Rio will have to manage an influx of around half a million World Cup fans - domestic and foreign combined - according to city hall estimates in a metropolis which last year suffered 30 489 street robberies and 12 381 vehicle thefts.
Rio daily O Dia lamented the apparent need to issue such advice as 'avoid carrying large amounts of money around,' 'go out in groups,' 'don't accept drinks from strangers' or 'don't open your door until you are absolutely sure who is on the other side.'
Noting the consulates' identification of myriad potential risks and threats, O Dia said: "In the case of Rio, the city appears as some kind of jungle where, at any moment, tourists will be subject to assault, kidnappers and rapists."
Noting a US warning that police assistance could be "limited", especially at night, the paper headlined an article Manual da Selva (jungle manual), dubbing the advice "gringo survival manuals."
And it quoted two British visitors in their early 20s as insisting that "people get assaulted every day in England as well."
The fan contingents from the United States, England, Argentina and Germany are expected to be among the largest with some 600 000 foreign fans expected in all.

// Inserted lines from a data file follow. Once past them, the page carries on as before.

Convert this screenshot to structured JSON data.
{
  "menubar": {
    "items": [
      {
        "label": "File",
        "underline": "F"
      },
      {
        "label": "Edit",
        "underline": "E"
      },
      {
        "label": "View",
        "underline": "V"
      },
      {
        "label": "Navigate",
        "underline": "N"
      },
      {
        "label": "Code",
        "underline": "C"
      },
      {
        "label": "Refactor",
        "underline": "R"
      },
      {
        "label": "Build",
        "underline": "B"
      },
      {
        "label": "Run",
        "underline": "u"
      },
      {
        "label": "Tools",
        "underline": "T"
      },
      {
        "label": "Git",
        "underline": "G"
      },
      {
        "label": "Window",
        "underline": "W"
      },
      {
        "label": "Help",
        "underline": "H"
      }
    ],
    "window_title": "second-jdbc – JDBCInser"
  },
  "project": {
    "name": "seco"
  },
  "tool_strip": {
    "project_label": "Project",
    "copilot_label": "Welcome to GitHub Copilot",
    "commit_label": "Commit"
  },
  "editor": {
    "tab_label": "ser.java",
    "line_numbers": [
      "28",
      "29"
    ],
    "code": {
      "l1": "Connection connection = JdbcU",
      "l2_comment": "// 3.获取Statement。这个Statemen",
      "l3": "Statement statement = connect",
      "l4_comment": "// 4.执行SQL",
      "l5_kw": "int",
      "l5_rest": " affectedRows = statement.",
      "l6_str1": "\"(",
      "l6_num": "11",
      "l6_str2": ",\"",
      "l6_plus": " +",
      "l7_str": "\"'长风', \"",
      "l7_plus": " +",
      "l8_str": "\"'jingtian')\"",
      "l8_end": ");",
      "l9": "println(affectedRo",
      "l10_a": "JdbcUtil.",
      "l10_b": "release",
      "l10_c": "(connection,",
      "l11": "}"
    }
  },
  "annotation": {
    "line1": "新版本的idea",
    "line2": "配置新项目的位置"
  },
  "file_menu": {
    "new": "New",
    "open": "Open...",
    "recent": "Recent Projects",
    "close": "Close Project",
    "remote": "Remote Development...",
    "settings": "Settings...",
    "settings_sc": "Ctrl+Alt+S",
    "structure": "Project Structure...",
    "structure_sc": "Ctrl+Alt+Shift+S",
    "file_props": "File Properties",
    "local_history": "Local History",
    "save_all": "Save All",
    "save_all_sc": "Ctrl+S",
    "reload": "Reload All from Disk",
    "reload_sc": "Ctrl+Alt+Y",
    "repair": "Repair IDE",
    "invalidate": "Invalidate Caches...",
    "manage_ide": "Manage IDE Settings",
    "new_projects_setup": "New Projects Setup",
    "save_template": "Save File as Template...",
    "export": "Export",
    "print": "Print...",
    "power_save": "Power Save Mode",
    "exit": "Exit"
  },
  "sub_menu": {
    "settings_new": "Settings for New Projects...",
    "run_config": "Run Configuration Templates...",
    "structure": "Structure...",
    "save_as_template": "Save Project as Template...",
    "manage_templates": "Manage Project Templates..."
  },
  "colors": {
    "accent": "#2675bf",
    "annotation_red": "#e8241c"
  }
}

The four countries agreed visits to slum areas or favelas were not advisable with even recently "pacified" ones still hosting unrest.
Germany's consulate warned fans with a penchant for nightlife to "keep an eye on your drink in bars. And don't go with a prostitute to a hotel of her choosing."
Fans of longtime World Cup foes England and Argentina are advised to look out for rather smaller creatures of the night.
"Use mosquito repellent; it can also help protect against mosquitoes that carry the dengue fever virus," England fans are urged, in advice echoed by Argentina's consulate for their fans.